処刑回避したい生き残り聖女、侍女としてひっそり生きるはずが最恐王の溺愛が始まりました
翌日、アメリは体調が悪いと言って、仕事に出てこなかった。
「なんですか、ルーク様、その格好は」
シャツを無造作に着込んだルークに、ロバートが不満を漏らす。
「うるさい。アメリがいないんだ。仕方ないだろう」
「前に選んでもらった通りに着ればいいでしょうが」
「嫌だ。別に裸じゃなければなんでもいい」
アメリがいないのに、着飾る意味もない。これが駄目だど言うなら、彼女を呼んでくればいいのだ。

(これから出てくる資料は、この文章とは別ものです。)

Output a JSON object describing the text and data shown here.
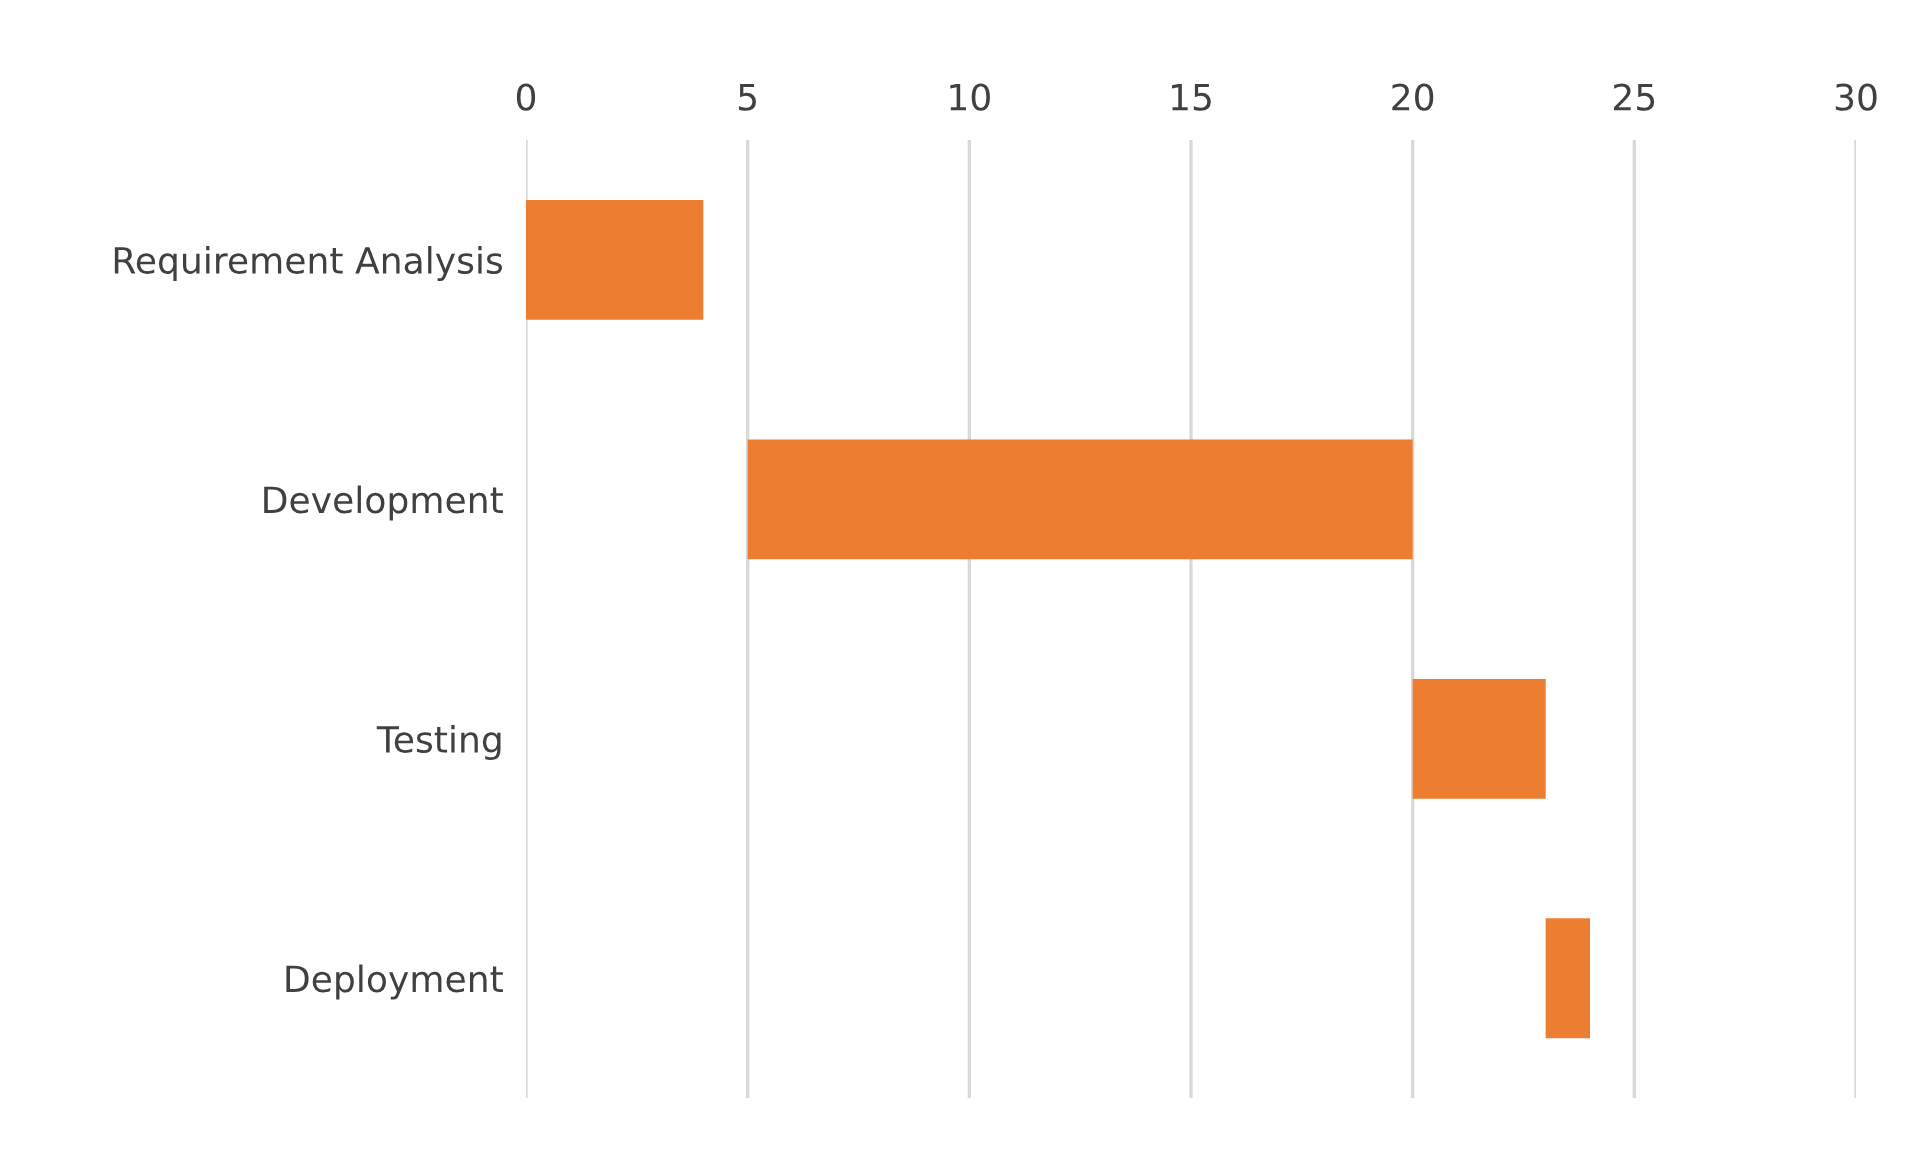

「はあ。なにを子供みたいなことを言っているんですか」
ロバートはあきれたようにため息をつくと、思い立ったようにルークを指差した。
「わかった! ルーク様、もしかして、アメリと喧嘩でもしたんでしょう。それで拗ねていらっしゃる?」
こんな浮かれ恋愛脳に言い当てられるのは最悪だが、間違ってもいないから仕方がない。
ルークは、アメリの反応に困り果てているのだ。
巫女姫の娘だというのなら、その権利を復活することで喜ぶと思っていたのに、アメリは少しも喜ばなかった。
この三年間、ルークは必死にやって来た。自国を追いやられた民が不憫で力を貸したのだし、王となったからには、彼らが住みやすいと感じる国にしてやりたいと思っていた。
どうせ、ルークはレッドメイン王国では必要のない人間だ。恋人がいるわけでも高い志があるわけでもない。この力を貸すことで、自分が役に立つのならそれでいいと思っていた。
しかし、いざ公国を占領し、王家の人間を処刑して、新たな国づくりをと考えたところで、ルークは途方に暮れた。
この国には、民を潤すために必要な産業が無かったのだ。
国土の半分が鉱山なのに、採れたフローライトは変色して商品にはならない。ここ十年でそれまでの蓄えも使い尽くし、本当になにもなかったのだ。
王が大きな抵抗もなく死を受け入れたのも、自分たちでこの国を復興させる目途がつかなかったからかもしれない。
『巫女姫様がいてくだされば』
復興の途中、民のそんな声を、ルークは何度も聞いた。